Thursday, October 17, 2013

Daragaon Village, Part I

For the past month I have been staying in a remote village in West Bengal called Daragaon. It is an hour walk from the nearest road and a 2-3 hour walk from the nearest town, Rimbik. Rimbik is about five hours by jeep from Darjeeling. Daragaon is very close to Sikkim and from the village is a beautiful view of Sikkim and the rolling foothills of the Himalaya, as well as of Darjeeling.

View out my bedroom window

The village is Nepali-speaking and the majority of the residents are Rai in ethnicity and Hindu in religion. There are also Sherpa, Tamang and other ethnicities, as well as Buddhists and Christians. My main goal in the village is to learn as much Nepali language as possible.

I am staying with a local family which includes the principal of the English-language primary school, Red Star Academy. During the week, I help with English lessons for grades 1-6. Compared to American students, the Nepali students are incredibly motivated, well-behaved and eager to learn, but also quiet and afraid to make mistakes. From grade 3 and beyond, they are quite proficient in English and I can give instructions to them with few misunderstandings. All of the classes have English books. This is quite helpful for the older grades, but for grades 1 and 2 they are utterly useless, as their understanding of English is quite little and everything would need to be translated into Nepali (which, needless to say, is far beyond my ability). For these students, I must be more creative and use a mixture of games, drawing and other activities.


Red Star Academy

School Grounds

The region's staple food is rice. In general, it is eaten twice a day with vegetables which are grown in the village. Rice isn't grown in Daragaon as the elevation is too high, but many vegetables such as potatoes, green beans, squash and others are grown here.

Typical meal of rice, green beans and soup
Commonly a meal like this will be eaten twice in a day, once around 9 am and once around 6 pm. It is also common to make "roti" from rice flour, and eat that with a meal instead of rice.

Rolling the "puri" so it's ready to fry



Frying in mustard oil
There is also an abundance of tea, which is consumed in very large quantities. I drink between 5 and 10 cups of tea per day, usually with milk and sometimes with sugar or salt. Since there are only two main meals in a day, it's common to have a snack in between the meals, such as my favorite of tea and corn.

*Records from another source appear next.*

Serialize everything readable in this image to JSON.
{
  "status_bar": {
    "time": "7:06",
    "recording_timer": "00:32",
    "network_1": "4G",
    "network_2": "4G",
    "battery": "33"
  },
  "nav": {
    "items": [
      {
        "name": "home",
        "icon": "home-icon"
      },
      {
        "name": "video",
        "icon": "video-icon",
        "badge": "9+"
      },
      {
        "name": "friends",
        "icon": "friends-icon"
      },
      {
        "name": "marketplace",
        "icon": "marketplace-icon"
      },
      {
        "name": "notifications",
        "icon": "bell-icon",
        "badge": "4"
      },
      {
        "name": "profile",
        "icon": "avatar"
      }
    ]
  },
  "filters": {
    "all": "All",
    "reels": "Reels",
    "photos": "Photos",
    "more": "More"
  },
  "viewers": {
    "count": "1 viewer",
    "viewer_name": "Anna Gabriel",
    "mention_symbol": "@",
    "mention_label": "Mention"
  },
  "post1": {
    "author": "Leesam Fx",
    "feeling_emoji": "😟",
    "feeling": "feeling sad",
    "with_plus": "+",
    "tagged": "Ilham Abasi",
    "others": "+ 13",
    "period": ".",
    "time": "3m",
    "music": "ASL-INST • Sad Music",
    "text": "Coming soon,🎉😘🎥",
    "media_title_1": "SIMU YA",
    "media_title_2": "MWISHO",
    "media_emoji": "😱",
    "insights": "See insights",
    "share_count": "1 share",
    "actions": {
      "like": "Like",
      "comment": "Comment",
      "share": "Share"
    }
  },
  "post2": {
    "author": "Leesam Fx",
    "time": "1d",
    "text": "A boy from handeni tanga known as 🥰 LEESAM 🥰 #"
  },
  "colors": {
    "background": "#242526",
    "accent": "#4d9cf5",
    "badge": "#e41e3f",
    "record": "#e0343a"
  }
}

My daily afterschool snack
Cooking is commonly done over a fire with a stove such as the one seen below. Many families also have gas stoves but it is more common to use a traditional stove.


I've been able to be able to partake in several Hindu "pujas" or prayers. Several times I have gone to a local house and prayed with them to an Indian guru, called SaiBaba. Although I'm never really sure what is happening, it is a fascinating experience nonetheless.

Offerings

SaiBaba, as well as Hindu Gods

I recently got the opportunity to go to two different wedding receptions. The first was a Buddhist Sherpa wedding and the second Hindu Rai, but the structure was quite similar for both.


Site of the Buddhist Sherpa Wedding

Upon first arriving, we were ushering into a sort of waiting room where we were given soft drinks and light snacks. After a little while there, we were led to a buffet which included rice, roti, lentils, meat (for the Sherpa wedding only), and a variety of vegetables and other foods that I can't identify.


Buffet Room

Sherpa ladies in traditional dress
After eating we went into the house where we got to see the bride and groom. They weren't keen to have their picture taken, but everyone else there was.

Shy Bride and Groom?

Offerings

Buddhist Monks

Family, eager to have their photo taken

The second wedding followed an almost identical structure, but was slightly larger in size. The bride and groom were prominently displayed.

Very dressed up, and slightly bored?
I've been in the village for a month now and am really enjoying the experience. Everything is so different, which means I am learning a lot. I'll stay in the area until my visa expires in December, at which point I'll be returning to Nepal.